Qual potrebbe essere quindi il passaggio successivo?
Penso che dopo un periodo di belle esperienze sia venuto il momento di cambiare, di evolversi.
Con la stessa cifra delle mostre potremmo ogni due/tre anni realizzare progetti più radicati, ovvero coinvolgere un artista, sempre di levatura internazionale, per un segno permanente, al pari della cappella del Barolo, segni da distribuire nelle nostre proprietà, (abbiamo 160 ettari di vigneti più 150 ettari di terreno): le persone, come una grande caccia al tesoro, potrebbero andarle a cercare sul territorio, scoprendolo a poco a poco e divertendosi. Un percorso itinerante di opere d’arte di grandi artisti che rimanessero nel tempo. C’è anche da considerare il Roero, noi produciamo anche il Blangè, che è vino bianco il cui vigneto è coltivato proprio nel Roero, sarebbe bello estenderlo anche a questo territorio.
Ci siamo incontrate di recente in occasione della mostra sulla Pop Art nella ex chiesa di San Francesco a Cuneo dove presenziavi come rappresentante del consiglio della Fondazione della Cassa di Risparmio di Cuneo, che ha promosso l’iniziativa. Puoi parlarci di questo tuo ruolo?
Mi ha fatto molto piacere questa nomina, la Fondazione CRC è un’istituzione di origine bancaria che unisce Alba, Mondovì e Cuneo e sta investendo molto sul territorio con progetti socio-educativi e culturali (sono sette gli ambiti in cui opera); i consiglieri sono 23 e devono rappresentare le tre città, a cui si aggiungono rappresentanti della Curia e della Provincia di Cuneo. Il Sindaco di Cuneo, Federico Borgna, che è anche il presidente della Provincia, mi ha proposto al consiglio, incarico che dura tre anni rinnovabili, proprio in nome dell’impegno della mia famiglia nel campo della cultura e anche dell’apporto che potrei dare come donna rappresentante della mia generazione. Sono anche in diversi consigli di amministrazione, come quello della Fondazione Nuovo Ospedale Alba-Bra onlus, nel consiglio per le relazioni tra Italia e Stati Uniti, in quello dell’Agenzia di Pollenzo e dell’Università di Scienze Gastronomiche. Spero di portare la mia esperienza a beneficio di tutti.
Cosa manca ancora al territorio?
La ricettività e le infrastrutture.
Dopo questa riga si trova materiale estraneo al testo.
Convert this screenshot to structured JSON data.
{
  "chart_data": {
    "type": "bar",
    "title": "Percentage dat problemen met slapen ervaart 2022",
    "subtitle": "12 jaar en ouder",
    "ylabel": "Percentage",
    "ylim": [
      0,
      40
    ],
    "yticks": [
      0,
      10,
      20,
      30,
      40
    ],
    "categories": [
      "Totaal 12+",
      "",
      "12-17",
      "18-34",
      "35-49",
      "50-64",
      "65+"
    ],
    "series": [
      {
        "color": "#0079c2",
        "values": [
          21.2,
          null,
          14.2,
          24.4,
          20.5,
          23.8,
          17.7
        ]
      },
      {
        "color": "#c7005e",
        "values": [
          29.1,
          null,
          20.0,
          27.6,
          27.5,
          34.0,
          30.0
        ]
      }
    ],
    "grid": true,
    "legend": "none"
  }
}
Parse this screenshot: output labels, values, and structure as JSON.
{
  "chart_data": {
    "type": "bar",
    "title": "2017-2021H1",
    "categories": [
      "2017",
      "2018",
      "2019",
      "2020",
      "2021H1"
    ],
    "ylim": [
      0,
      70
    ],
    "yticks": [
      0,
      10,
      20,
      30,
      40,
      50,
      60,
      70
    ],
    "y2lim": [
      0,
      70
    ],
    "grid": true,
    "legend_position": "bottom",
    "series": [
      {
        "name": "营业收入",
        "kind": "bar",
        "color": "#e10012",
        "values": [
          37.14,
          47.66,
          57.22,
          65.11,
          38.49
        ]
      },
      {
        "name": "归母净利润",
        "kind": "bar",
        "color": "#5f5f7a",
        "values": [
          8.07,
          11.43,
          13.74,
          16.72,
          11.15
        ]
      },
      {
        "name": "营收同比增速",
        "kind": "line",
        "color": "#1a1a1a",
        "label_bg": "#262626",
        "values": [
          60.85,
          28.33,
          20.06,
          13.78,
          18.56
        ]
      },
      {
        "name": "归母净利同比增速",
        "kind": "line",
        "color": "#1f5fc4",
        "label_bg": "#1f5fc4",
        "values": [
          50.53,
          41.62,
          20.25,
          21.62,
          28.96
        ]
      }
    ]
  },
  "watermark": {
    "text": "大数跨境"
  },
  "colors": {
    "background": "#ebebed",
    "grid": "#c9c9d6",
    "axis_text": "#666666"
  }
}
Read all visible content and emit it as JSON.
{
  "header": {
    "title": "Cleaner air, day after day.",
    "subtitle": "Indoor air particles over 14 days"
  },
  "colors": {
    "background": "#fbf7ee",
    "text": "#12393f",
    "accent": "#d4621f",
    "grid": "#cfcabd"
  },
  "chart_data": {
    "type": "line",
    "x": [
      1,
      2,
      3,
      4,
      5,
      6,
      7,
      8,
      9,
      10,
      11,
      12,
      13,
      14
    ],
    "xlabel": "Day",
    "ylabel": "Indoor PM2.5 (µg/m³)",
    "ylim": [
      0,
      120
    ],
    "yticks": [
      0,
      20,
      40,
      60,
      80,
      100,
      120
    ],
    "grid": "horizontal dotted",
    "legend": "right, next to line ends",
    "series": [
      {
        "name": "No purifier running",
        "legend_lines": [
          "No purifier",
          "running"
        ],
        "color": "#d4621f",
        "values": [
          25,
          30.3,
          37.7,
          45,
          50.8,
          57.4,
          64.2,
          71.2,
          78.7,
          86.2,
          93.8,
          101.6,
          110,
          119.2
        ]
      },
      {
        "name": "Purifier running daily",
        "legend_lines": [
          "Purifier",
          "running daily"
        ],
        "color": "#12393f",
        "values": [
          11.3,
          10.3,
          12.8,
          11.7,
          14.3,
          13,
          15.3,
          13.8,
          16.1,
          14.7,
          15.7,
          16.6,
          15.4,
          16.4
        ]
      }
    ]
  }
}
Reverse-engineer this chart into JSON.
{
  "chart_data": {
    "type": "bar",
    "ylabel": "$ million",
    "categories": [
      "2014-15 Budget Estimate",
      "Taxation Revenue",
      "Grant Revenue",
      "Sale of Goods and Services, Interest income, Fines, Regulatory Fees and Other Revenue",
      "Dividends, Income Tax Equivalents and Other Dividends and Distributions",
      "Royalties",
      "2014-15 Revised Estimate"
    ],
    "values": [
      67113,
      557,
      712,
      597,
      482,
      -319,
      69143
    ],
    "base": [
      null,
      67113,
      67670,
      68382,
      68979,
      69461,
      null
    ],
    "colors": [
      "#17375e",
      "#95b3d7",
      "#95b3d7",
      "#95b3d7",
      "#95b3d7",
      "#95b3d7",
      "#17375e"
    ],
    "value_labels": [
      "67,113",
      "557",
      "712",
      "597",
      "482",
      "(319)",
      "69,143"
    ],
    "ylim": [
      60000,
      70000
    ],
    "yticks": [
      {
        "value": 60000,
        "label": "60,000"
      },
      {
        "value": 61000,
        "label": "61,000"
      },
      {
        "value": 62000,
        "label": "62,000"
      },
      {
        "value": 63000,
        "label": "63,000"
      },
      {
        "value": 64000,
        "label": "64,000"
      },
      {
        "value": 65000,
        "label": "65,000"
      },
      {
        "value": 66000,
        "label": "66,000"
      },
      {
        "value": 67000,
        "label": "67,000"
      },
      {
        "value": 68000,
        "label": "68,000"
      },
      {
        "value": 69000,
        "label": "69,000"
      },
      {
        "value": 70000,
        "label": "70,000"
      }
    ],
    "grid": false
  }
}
Manca ancora la capacità di fare marketing e la consapevolezza che abbiamo una grande brand da gestire, il Brand Langhe, ma stiamo cominciando a crederci e stiamo crescendo molto da questo punto di vista.
Tu sei mamma di un bambino che a breve compirà due anni. Cosa prospetti per lui ?
Bruno – si chiama come mio padre – è un bambino indubbiamente fortunato, ha una mamma che lavora in un’azienda anche divertente; il padre, mio marito, è un architetto con molti interessi, ha uno studio che collabora tra gli altri con Daniel Libeskind, un lavoro altrettanto creativo.
Sicuramente investiremo nel dargli tutte le opportunità possibili per poter scegliere una sua strada. Noi siamo appassionati in quello che facciamo, speriamo di comunicargli tutta la nostra passione, a prescindere dalle sue scelte, non credo nell’obbligo familiare a tutti costi.
Io erediterò una parte di azienda, che conta 200 dipendenti; come figlio unico mi piacerebbe molto coinvolgerlo, gli daremo tutti gli strumenti per capire che questo è un bellissimo lavoro. Per quanto riguarda l’arte ho già iniziato lo porto già alle mostre, così come negli allestimenti. Attraverso Bruno ad esempio ho notato come Bacon sia molto colorato, che non è il primo aspetto che noti della sua opera. E’ importante guardare le opere d’arte con gli occhi dei bambini, sono degli incredibili osservatori, molto più di quello che pensiamo.